Cihad anlayışı nasıl olmalıdır?

AynAlı

Kıdemli Üye
Katılım
16 May 2007
Mesajlar
8,728
Tepkime puanı
1,378
Puanları
0
Cihad anlayışı nasıl olmalıdır?

Soru
Üstad Lem'a'larda, "maddi cihad, o vazife şimdilik bizde değildir." şeklinde ifade etmektedir. Peki maddi cihad vazifesi ne zaman gelecektir? Şu anda Filistin başta olmak üzere, bir takım ülkelerde zulme uğrayanlar maddi cihad yapmamalı mıdır?



Değerli Kardeşimiz;

Ferd, toplum ve ülke bazında tam istenilen şekillerde olmasa da, zaman zaman gerekli maddi ve akdi yardımlar yapılmaktadır. Bu kardeşlerimizin bizden beklentileri daha ziyade onlara maddi noktadan el uzatmak, ilaç, gıda vs. Bunların ötesinde toplum olarak bunlara ciddi şekilde dua etmemiz gerekmektedir.

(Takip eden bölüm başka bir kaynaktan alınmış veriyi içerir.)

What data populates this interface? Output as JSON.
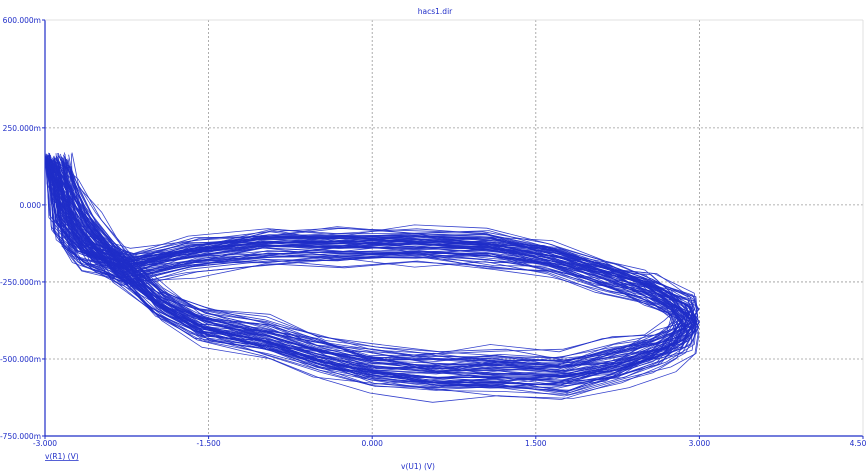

İfade ettiğiniz cihad şekli ise bunu fertten ziyade devletimizin bunu icra etmesi gerekmektedir. Yoksa ferdi olarak onlar bizim yardımımıza muhtaç değiller diye düşünüyoruz. Temenni ediyoruz ki ülkemiz güçlenir Cenab-ı Hak baştaki başlara daha fazla akıl, merhamet ve iman nasip eder de bu Orta Doğu'daki sıkıntılara bir melhem olurlar. Bunu günülden arzu etmekteyiz. İnşaallah onun zamanı da yakındır. Bizler şimdi memleketimizde üzerimize vazife olan iman ve Kur'an hizmetine daha ziyade destek verip küfür, dinsizlik ve sefahetle mücale edelim.

Bediüzzaman, eserlerinde asayişin korunmasına büyük önem verir.


“Hariçteki cihad başka, dâhildeki cihad başkadır. … Biz bütün kuvvetimizle dâhilde ancak asayişi muhafaza için müsbet hareket edeceğiz. Bu zamanda dâhil ve hariçteki cihad-ı maneviyedeki fark, pek azîmdir.” (1)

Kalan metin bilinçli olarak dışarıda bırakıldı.